Pat888 · 06/11/2024 13:26

Who gets to hand over the gift? I wonder.
i would just say no o-she must have had the money or couldn’t have bought it.

Ellie1015 · 06/11/2024 13:32

Has sil bought neice/nephew gifts on behalf of your fiance before you got together? Might be this suited him in the past. If it doesn't suit now your partner should gently ask her not to bother going forward.

If the present is within budget and something neice/nephew will enjoy i would leave it this year. If it is over budget or not something you would want to gift then I would expect fiance to discuss with his sister.

ginasevern · 06/11/2024 13:32

Is this the first time this sister has done this? Is she used to buying presents on behalf of her brother because he's a man and men don't remember/haven't got a clue etc?

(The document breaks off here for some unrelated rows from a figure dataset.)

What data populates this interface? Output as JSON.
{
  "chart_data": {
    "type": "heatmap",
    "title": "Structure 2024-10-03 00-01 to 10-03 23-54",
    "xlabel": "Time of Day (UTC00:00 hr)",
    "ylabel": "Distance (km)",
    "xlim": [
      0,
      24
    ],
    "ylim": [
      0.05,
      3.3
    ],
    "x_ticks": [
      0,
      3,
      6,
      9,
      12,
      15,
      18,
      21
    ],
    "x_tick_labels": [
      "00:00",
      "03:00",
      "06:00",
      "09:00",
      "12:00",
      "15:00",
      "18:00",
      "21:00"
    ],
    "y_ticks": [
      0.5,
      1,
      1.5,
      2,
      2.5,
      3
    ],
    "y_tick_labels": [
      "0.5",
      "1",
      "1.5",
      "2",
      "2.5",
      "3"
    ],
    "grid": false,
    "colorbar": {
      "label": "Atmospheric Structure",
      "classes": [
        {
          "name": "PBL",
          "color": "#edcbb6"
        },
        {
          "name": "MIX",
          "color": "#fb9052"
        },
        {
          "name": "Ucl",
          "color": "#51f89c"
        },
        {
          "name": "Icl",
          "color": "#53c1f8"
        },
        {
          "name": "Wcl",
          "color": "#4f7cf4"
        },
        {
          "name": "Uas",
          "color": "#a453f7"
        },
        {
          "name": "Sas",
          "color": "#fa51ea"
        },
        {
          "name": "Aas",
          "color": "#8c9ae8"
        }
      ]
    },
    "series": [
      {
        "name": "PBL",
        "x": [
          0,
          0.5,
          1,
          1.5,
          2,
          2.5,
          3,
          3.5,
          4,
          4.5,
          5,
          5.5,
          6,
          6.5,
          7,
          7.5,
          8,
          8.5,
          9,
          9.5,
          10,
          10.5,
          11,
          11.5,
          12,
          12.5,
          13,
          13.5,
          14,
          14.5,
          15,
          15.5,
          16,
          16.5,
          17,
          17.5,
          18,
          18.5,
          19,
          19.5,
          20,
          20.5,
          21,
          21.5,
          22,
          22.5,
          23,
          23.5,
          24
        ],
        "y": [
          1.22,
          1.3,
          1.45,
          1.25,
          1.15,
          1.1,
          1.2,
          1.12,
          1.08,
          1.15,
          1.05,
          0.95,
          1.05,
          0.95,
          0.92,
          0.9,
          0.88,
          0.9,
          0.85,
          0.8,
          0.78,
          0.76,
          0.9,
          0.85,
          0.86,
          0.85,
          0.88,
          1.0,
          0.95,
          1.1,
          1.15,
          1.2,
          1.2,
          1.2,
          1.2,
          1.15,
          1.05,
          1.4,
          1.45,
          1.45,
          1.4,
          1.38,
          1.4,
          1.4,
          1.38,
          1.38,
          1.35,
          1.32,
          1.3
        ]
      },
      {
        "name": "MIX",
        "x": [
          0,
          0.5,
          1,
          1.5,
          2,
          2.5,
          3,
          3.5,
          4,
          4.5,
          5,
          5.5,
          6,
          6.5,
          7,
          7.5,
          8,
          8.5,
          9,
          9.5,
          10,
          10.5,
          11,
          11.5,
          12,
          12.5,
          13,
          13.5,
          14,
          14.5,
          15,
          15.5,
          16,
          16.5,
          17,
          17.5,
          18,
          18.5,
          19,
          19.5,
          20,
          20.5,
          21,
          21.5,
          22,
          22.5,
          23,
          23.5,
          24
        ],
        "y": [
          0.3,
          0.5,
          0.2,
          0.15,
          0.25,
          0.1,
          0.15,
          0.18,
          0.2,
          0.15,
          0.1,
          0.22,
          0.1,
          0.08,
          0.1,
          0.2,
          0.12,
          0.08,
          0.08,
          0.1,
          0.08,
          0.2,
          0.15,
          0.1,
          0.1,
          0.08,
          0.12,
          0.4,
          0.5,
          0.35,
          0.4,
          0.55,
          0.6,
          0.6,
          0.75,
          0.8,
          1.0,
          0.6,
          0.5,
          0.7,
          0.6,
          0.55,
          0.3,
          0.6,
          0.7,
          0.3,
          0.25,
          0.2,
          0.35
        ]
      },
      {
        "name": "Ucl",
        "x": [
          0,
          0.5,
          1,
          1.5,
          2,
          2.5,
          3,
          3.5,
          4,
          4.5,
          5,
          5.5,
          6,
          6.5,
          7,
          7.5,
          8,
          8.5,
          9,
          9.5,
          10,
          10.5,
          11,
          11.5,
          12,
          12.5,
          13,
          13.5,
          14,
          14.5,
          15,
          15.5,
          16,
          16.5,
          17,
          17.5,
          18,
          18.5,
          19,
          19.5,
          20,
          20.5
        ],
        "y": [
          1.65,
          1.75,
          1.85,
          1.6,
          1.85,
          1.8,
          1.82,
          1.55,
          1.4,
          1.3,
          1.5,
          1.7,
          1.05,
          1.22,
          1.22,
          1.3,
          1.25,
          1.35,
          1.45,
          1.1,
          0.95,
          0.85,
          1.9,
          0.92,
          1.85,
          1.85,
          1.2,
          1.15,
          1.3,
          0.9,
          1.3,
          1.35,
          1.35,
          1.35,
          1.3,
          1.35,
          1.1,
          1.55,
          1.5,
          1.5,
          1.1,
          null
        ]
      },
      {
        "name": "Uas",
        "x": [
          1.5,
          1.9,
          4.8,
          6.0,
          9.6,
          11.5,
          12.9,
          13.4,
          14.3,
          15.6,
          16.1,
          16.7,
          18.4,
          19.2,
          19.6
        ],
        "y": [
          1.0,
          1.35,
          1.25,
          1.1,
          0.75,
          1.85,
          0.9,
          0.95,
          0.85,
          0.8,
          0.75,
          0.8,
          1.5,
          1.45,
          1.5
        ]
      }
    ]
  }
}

If so, then personally I'd just let it go on this occasion - assuming it didn't cost £10,000. Also, if she's soon to be your sister in law and it would cause WW3 I think there may be better hills to die on in the future.

Completelyjo · 06/11/2024 13:32

dublinderby34 · 06/11/2024 13:08

were about to be married - its our money? and yes i would like to buy my neice her own present - im 35 years old?

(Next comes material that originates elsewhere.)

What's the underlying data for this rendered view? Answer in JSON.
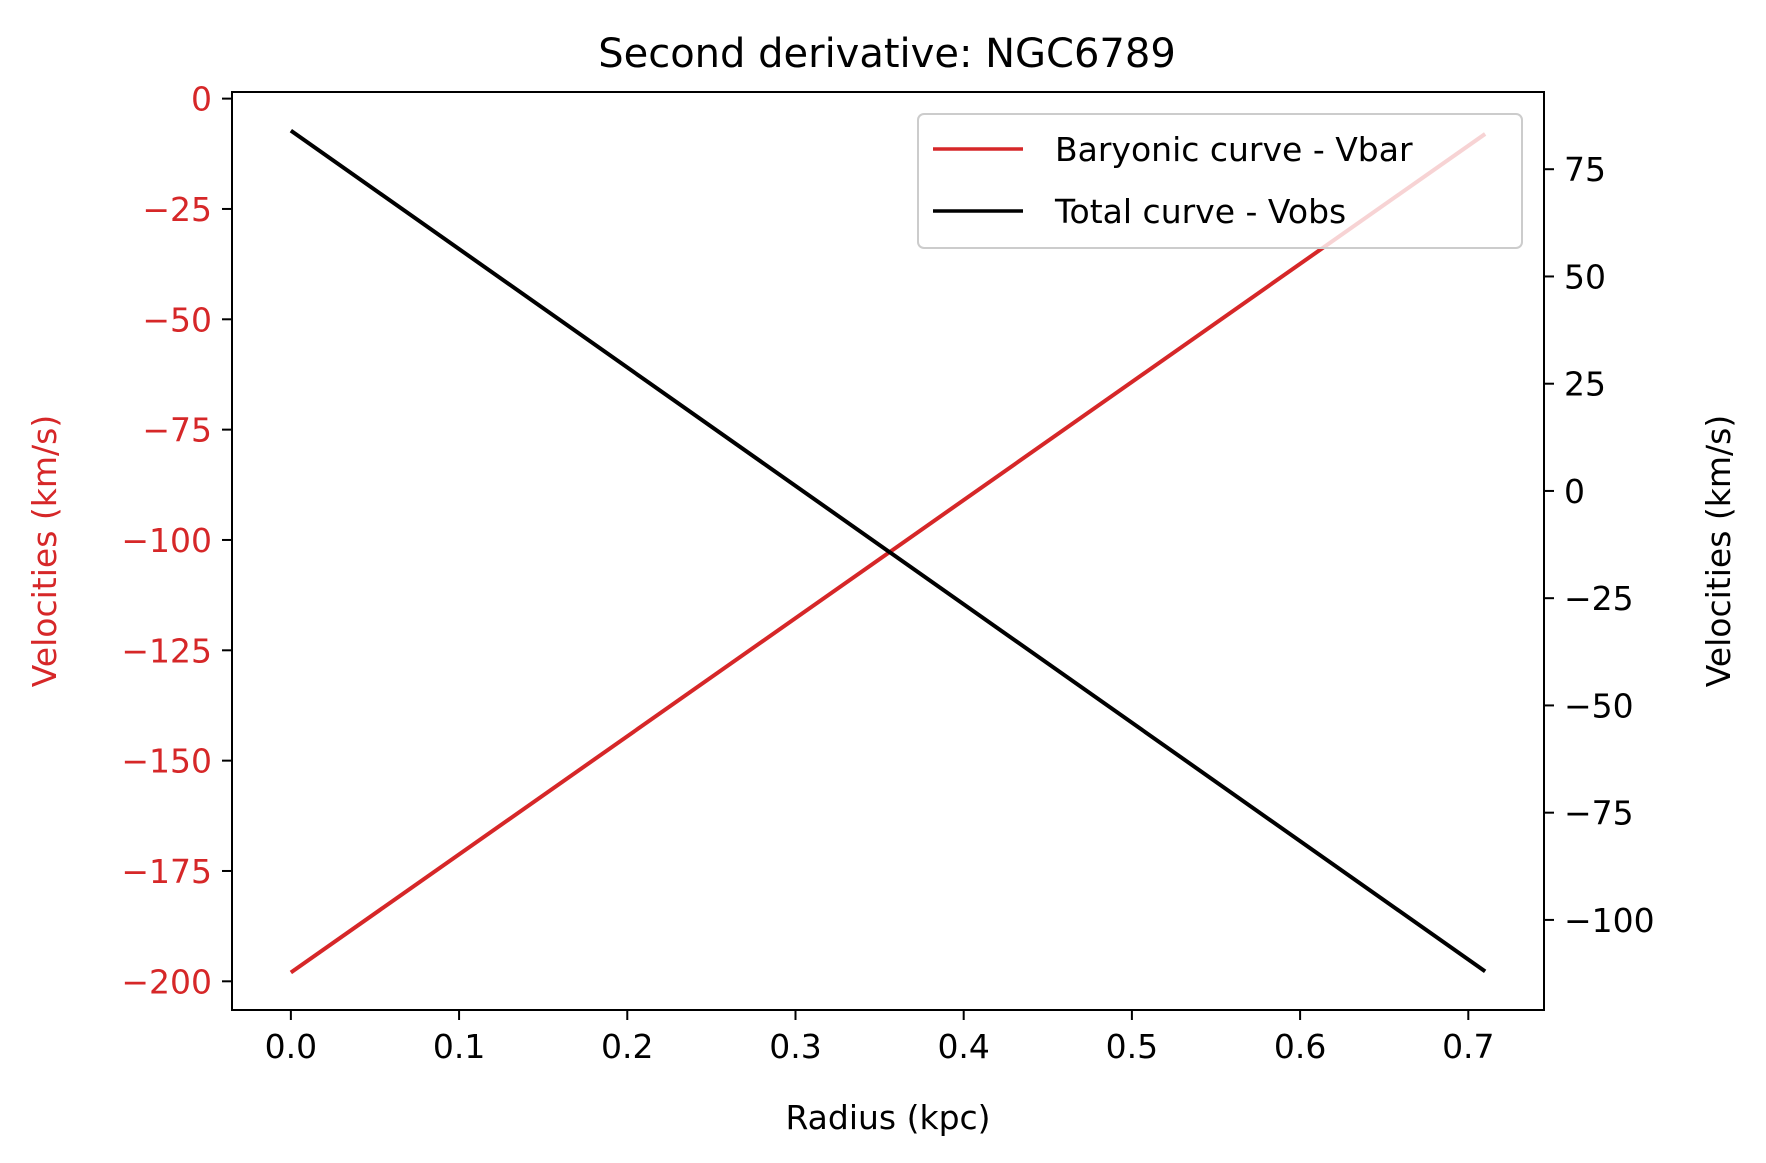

Three weeks ago you didn’t even live in the same country as your fiancé. Your age doesn’t change the fact that its not your niece, it’s your partner’s niece.
Leave him to deal with it, you haven’t mentioned him and what he wants once.

Bumblebeestiltskin · 06/11/2024 13:33

dublinderby34 · 06/11/2024 13:14

i agree - so what do you suggest i reply? thanks but leave us out of xmas as ihave some cute ideas and i love xmas shpping and wrapping presents etc?

I think this is a great response (I definitely wouldn't be so polite, but I get you don't want it to kick off)

LemonTT · 06/11/2024 13:33

First of all, you need to speak to your husband to be. Find out if this is established behaviour between him and his siblings. He might not want to change it. There might have been a discussion amongst siblings to get this one thing. For example the child wanted an expensive gift and the siblings agreed to go halves.

If that is not the case then agree on what to do. And don’t bother with cover stories. Just straight up say that you want to buy presents as a couple unless otherwise agreed. Your choice as a couple as to whether you go along with the current proposal or tell her you won’t be contributing.

Chillilounger · 06/11/2024 13:35

Nip this in the bud. Get your fiancé to have a word and tell her she's overstepping and in future to ask first.

BunnyLake · 06/11/2024 13:52

dublinderby34 · 06/11/2024 13:08

were about to be married - its our money? and yes i would like to buy my neice her own present - im 35 years old?

Is it your niece or your nephew?

MzHz · 06/11/2024 13:53

dublinderby34 · 06/11/2024 13:15

that would cause WW3

people like this go nuclear because that is how they get what they want

LET her go nuclear. stay calm and keep the message simple, 'thanks SIL, but I've already sorted out gifts, so wont be contributing to this.

if and when she kicks off repeat the message. I've already sorted out what I'm buying, but thanks. I don't believe in joint gifts so won't be chipping in for gifts in future'

gotmychristmasmiracle · 06/11/2024 14:00

If actually be grateful and it would save me a job. But as this is your partners family I think it's up to him to deal with it.

gotmychristmasmiracle · 06/11/2024 14:01

Also could have been done like this historically also.

TequilaNights · 06/11/2024 14:04

Ask what it is and why she didn't ask you first. You already had presents in mind
She doesn't have to know you haven't asked your other sister yet.

Then text your sister at the same time asking what they want

ConiferBat · 06/11/2024 14:14

Anyone else suspect they've probably done it like this for yonks, brother has been a lazy nob who just leaves it to sister.

Now OP has joined the party & the rules have changed but nobody knew of her cute ideas & love of xmas shopping.

So DSIL carried on as she always has & was happy to find something, brother remains oblivious & OP is miffed.

Have a conversation with the fiancée that you love Xmas & want to be involved or DIY next year, but if the above is accurate YABU to be cross with SIL - it's how their family works.